Antonio Condorelli: l’Ingegnere delle note, della mobilità e del coraggio

da | Lug 28, 2025 | Storie di oggi

Tra le vene laviche di una città che batte sotto il respiro dell’Etna, dove la pietra nera racconta storie di resistenza e rinascita, si staglia la figura di Antonio Condorelli, ingegnere e dirigente dell’AMTS e pianista resiliente, testimone di una sfida personale che ha saputo trasformare in valore collettivo. Uomo di rigore e di visione, racchiude in sé due mondi apparentemente distanti: quello della tecnica e quello dell’arte. E in mezzo, un vissuto segnato dalla FSHD, la distrofia fascio-scapolo-omerale, che ha saputo affrontare con forza e determinazione.

«Gli occhi con cui guardi la realtà sono gli occhi del tecnico, della formazione che hai fatto e del percorso che hai compiuto: hai lavorato, studiato, approfondito, fatto dottorati all’università. Ma la mia malattia ti insegna tante altre cose. Non è una scelta, non è un percorso di studi: è qualcosa che ti forma più di qualsiasi altra esperienza», racconta. Da questa consapevolezza nasce il suo sguardo raffinato, capace di cogliere le criticità urbane con una sensibilità che va oltre la progettazione. «Riconosco vulnerabilità che ad altri possono sfuggire, come una barriera architettonica o un passaggio mal progettato. Io sono il frutto di tutte queste cose, compresa la mia disabilità, con tutto ciò che mi ha tolto, ma anche con quello che mi ha permesso di sviluppare».

In AMTS, Condorelli, più che un tecnico della mobilità è un interprete della città. Coordina progetti innovativi, orienta scelte strategiche, modella lo spazio urbano con razionalità e coscienza civile. Ma quando torna a casa e si siede al pianoforte, è un altro Antonio a prendere voce.

«La musica ha sempre fatto parte di me. Tutto è iniziato per caso, a sette o otto anni, quando mia nonna mi chiese se volessi una tastiera elettronica per la prima comunione. Le risposi subito di sì, senza sapere neanche perché». Il primo brano che suonai fu La Cucaracha: un gioco diventato gesto liberatorio, espressione di libertà pura. «Per me suonare è come respirare, o andare in bicicletta: non ho mai amato studiare gli spartiti, mi basta avere un brano in testa e lo suono. È un istinto, non una tecnica».
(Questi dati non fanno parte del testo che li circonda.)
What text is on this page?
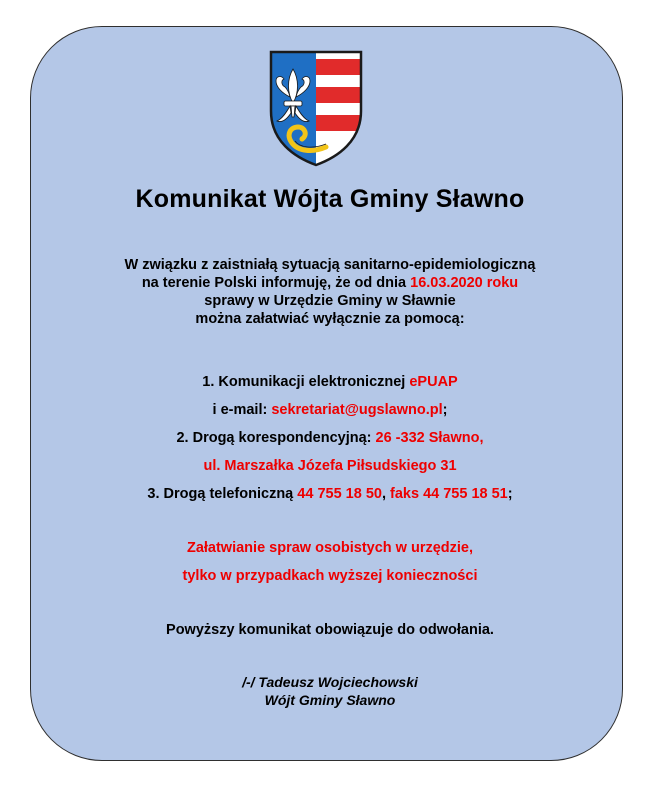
Komunikat Wójta Gminy Sławno
W związku z zaistniałą sytuacją sanitarno-epidemiologiczną
na terenie Polski informuję, że od dnia 16.03.2020 roku
sprawy w Urzędzie Gminy w Sławnie
można załatwiać wyłącznie za pomocą:
1. Komunikacji elektronicznej ePUAP
i e-mail: sekretariat@ugslawno.pl;
2. Drogą korespondencyjną: 26 -332 Sławno,
ul. Marszałka Józefa Piłsudskiego 31
3. Drogą telefoniczną 44 755 18 50, faks 44 755 18 51;
Załatwianie spraw osobistych w urzędzie,
tylko w przypadkach wyższej konieczności
Powyższy komunikat obowiązuje do odwołania.
/-/ Tadeusz Wojciechowski
Wójt Gminy Sławno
Col tempo, ha coltivato la musica da autodidatta, arricchendo il suo percorso con le nuove tecnologie e, in seguito, anche con studi più formali. Ma il legame con il pianoforte è rimasto viscerale, slegato da ogni formalismo: uno spazio di libertà dove il corpo, spesso limitato dalla malattia, si dissolve nella melodia.

Il suo impegno civile lo ha portato a diventare vicepresidente di FSHD Italia, ruolo che interpreta con umiltà e senso del dovere. «Chi vive un’esperienza come la mia attraversa varie fasi, nella percezione della malattia e nella sua accettazione. Quando entrai in contatto con l’associazione nel 2014, fui accolto come uno di famiglia», ricorda. L’incontro con il professor Ricci a Roma fu per lui una svolta, una “folgorazione scientifica” che lo condusse a un nuovo modo di affrontare la patologia. Poco prima della pandemia, decise di mettere le sue competenze al servizio dell’associazione: «Il volontariato non ha una regola. Non si fa per protagonismo, ma per dare qualcosa e costruire un percorso bello da condividere».

Oggi, grazie all’impegno di realtà come FSHD Italia, la malattia ha guadagnato visibilità, coinvolgendo anche le case farmaceutiche in sperimentazioni promettenti.

Il 29 luglio sarà protagonista di “Piano Oltre… ed Altro”, un evento che fonde musica, testimonianza e sensibilizzazione: «È un’occasione per raccontarsi con sincerità, attraverso le note ma anche con le parole. Un modo per andare oltre la malattia, oltre la retorica, e costruire un altro modo di guardare alla disabilità».

Antonio Condorelli è un uomo che orchestra la propria vita con determinazione e grazia, che disegna tracciati urbani e fraseggi musicali, unendo mente e anima in una sinfonia esistenziale di rara intensità. Un ingegnere che ascolta, un musicista che costruisce, un essere umano che ogni giorno, silenziosamente, compone il suo inno alla resilienza.